MY POISONED LAND
Tran To Nga
Tran To Nga has two countries: Vietnam and France.
This book is a gripping exploration of a double life. It immerses us in a world of conflict and utopia as the author retraces her life, which led to torture and prison.
Born into a family of intellectuals, Tran To Nga grew up in what was then French Indochina and witnessed the fight for independence at close quarters. While proving a brilliant student in Saigon and then Hanoi, she joined the ranks of the Communists to “free” South Vietnam from the Americans. For many years, while the conflict raged, she lived in the jungle, in resistance fighters’ camps. Her life was turned upside down when US military planes dropped huge quantities of herbicide over the forests where she was hiding with her comrades.

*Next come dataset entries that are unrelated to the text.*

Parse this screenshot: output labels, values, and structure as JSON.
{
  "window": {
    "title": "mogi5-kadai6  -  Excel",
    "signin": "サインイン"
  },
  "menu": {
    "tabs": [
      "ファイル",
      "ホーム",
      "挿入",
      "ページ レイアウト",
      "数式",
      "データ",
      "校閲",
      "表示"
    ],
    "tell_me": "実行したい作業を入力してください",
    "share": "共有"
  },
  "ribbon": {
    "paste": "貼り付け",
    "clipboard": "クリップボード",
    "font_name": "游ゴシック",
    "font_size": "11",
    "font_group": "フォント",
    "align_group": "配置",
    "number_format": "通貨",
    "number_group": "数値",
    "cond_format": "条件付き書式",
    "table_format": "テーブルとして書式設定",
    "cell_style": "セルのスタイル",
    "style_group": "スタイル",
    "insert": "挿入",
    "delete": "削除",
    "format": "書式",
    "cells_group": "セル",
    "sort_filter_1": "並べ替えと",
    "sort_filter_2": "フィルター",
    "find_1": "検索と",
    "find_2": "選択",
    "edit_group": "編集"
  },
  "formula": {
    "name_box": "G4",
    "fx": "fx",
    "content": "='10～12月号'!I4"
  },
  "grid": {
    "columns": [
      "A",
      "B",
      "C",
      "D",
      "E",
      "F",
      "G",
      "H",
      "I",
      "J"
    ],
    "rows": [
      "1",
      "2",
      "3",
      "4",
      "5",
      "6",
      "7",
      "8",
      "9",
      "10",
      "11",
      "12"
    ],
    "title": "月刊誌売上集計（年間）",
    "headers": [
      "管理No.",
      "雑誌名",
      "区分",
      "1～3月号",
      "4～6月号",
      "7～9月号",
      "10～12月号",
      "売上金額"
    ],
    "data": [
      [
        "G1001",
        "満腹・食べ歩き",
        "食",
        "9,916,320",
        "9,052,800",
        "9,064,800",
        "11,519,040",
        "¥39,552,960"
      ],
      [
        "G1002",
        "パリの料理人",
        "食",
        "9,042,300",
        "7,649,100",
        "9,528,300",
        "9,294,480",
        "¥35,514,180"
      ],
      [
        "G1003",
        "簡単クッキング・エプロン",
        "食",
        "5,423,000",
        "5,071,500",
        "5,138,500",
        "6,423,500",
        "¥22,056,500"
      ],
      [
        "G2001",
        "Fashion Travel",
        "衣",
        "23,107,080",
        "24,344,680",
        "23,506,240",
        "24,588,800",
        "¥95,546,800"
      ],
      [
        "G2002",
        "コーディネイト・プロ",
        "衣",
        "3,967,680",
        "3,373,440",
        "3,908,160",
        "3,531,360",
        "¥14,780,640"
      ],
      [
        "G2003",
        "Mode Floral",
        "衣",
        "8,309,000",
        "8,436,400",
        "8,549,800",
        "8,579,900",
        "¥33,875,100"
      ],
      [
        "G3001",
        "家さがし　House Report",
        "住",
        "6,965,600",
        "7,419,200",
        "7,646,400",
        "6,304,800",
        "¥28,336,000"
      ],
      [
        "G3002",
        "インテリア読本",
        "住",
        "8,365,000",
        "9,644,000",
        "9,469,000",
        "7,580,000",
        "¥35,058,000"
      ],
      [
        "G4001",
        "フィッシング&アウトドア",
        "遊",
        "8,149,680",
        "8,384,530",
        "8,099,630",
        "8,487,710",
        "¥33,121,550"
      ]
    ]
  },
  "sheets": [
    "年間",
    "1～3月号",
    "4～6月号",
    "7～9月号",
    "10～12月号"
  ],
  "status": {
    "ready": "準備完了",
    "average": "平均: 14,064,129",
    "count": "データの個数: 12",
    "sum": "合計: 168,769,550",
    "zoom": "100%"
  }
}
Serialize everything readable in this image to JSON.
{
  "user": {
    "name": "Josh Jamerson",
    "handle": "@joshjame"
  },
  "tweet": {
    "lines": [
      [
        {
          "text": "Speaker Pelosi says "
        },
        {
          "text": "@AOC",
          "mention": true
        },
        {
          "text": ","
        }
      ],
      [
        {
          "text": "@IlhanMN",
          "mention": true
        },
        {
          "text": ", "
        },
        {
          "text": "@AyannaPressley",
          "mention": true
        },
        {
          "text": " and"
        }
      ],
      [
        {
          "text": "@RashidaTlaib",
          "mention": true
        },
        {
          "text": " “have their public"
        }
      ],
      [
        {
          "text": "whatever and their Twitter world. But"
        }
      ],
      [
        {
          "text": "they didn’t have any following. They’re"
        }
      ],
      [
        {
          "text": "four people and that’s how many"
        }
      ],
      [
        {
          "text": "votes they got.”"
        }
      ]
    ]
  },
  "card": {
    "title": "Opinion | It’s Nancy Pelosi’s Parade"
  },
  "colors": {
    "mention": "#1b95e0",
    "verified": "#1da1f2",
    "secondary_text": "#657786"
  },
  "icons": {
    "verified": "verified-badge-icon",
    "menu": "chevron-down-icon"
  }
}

This so-called Agent Orange had devastating effects: the ground was polluted and hundreds of thousands of people contaminated. Nga was personally affected by the toxic clouds and lost her first baby girl to a gruesome illness. The effects are transmitted and aggravated in successive generations, and her other two daughters in turn developed serious illnesses.
Today when cases of cancer and physical deformity count in the hundreds of thousands in Vietnam, Nga offers help to the forgotten victims of Agent Orange and, through the French courts, she pursues twenty-six American petrochemical companies that manufactured the herbicides.
Tran To Nga has been decorated with the Légion d’honneur and likes to see herself as a “hyphen, joining” France and Vietnam. After the war, she worked for many years as a headmistress in Ho-Chi-Minh and now devotes herself to victims of Agent Orange.